Достойный капрал в сопровождении своих сообщников немедленно отправился к полковнику и подробно живописал ему то, что случилось на постоялом дворе, на чем свет стоит понося дона Гусмана.

Он так ловко обхитрил полковника, что тот, восхищенный его смекалкой и смелостью и вынужденный всему сказанному верить на слово, немедленно произвел его в сержанты, а бригадиру Мунвосу пожаловал галуны. Храбрецы рассыпались в изъявлениях признательности и преданности Розасу, а уходя, смеялись в душе.

В течение шести месяцев, предшествовавших суду над доном Гусманом, Луко проявил чудеса изворотливости, чтобы доказать преданность диктатору, и, надо сказать, что это ему прекрасно удалось. Он завоевал полное доверие диктатора и, когда попросил доверить ему охрану подсудимого во время процесса, немедленно получил высочайшее согласие.

А Луко только того и нужно было. Он поклялся во что бы то ни стало спасти своего господина, а если он принимал какое-то решение, то непременно выполнял.

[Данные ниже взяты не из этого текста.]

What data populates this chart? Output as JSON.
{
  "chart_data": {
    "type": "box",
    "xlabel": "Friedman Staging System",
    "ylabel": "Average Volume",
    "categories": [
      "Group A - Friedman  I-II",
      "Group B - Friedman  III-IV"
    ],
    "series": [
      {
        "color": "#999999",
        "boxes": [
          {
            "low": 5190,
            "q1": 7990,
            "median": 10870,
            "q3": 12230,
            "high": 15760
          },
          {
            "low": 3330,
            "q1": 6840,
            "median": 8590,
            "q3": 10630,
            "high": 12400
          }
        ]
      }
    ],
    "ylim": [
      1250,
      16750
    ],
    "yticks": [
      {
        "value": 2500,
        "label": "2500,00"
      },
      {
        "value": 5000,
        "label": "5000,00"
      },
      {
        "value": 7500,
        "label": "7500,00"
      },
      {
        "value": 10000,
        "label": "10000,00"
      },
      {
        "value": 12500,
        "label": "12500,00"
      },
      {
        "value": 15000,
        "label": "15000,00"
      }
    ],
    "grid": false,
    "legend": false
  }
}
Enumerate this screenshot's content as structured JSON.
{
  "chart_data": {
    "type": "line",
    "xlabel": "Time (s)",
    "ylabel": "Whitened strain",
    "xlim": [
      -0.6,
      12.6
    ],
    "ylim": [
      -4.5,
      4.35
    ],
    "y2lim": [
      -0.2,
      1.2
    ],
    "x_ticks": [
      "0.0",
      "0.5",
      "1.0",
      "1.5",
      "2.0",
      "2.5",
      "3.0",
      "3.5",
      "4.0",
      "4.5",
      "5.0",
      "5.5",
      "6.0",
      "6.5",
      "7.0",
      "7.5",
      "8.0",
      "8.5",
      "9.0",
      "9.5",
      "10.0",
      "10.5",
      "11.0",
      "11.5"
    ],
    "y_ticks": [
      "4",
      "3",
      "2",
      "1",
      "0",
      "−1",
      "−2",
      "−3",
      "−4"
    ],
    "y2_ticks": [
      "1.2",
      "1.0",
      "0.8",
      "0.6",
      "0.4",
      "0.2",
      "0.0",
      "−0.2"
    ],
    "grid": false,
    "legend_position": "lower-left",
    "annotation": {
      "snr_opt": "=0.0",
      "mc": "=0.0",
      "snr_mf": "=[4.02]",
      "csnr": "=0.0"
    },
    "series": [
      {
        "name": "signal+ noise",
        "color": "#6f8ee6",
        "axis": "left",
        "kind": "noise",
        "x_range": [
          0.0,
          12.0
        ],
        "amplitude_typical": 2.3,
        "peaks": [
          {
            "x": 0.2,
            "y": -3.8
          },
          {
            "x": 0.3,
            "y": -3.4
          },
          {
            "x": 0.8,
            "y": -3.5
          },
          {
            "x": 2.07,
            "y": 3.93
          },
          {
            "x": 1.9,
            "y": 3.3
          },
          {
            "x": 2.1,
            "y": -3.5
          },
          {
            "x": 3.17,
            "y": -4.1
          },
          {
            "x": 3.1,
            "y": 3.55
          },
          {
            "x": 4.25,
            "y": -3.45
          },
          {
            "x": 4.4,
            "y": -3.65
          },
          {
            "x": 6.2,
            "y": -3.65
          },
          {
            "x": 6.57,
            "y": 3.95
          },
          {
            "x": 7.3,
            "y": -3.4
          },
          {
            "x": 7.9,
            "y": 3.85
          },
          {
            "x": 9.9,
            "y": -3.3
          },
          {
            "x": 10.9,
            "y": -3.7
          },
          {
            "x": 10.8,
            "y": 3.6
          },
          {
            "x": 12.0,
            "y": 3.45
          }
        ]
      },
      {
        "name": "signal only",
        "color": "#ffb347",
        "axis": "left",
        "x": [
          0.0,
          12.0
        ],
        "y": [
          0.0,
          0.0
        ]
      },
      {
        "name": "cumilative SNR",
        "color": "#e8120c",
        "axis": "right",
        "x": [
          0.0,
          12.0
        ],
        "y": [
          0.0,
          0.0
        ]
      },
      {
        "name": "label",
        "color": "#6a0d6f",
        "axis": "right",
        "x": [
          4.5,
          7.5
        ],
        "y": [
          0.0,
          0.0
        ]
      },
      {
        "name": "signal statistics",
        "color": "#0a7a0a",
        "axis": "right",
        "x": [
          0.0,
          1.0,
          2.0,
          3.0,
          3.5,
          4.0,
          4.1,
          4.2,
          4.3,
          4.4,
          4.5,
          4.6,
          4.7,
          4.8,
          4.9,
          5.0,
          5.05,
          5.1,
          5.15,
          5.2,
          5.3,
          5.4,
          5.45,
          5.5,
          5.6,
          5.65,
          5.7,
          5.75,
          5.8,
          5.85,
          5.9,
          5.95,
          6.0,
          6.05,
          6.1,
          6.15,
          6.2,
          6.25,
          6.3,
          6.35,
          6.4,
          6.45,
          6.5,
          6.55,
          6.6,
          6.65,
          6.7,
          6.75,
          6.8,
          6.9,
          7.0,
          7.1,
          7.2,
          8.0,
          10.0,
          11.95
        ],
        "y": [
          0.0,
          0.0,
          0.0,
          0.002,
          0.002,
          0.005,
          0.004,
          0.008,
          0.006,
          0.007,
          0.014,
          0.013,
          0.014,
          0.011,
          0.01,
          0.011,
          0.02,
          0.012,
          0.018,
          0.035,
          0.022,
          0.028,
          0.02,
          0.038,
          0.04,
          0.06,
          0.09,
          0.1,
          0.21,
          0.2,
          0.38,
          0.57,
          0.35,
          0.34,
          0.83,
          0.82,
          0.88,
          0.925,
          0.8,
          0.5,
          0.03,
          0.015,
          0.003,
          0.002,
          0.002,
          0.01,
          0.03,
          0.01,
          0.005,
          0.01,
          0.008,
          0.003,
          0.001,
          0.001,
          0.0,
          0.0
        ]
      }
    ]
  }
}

К сожалению, в данном случае, как ни странно, самые большие сложности создавал сам дон Гусман. Он желал умереть. Луко без конца ломал себе голову, не зная, как преодолеть это препятствие. На все его резоны дон Гусман отвечал, что чаша терпения переполнилась, что жизнь ему в тягость и что единственное благо, на которое он уповал, была смерть.

Луко не мог найти эти доводы убедительными и горестно качал головой. Однажды Луко пришел навестить дона Гусмана с такой сияющей физиономией, что тот не мог этого не заметить и поинтересовался, что это значит.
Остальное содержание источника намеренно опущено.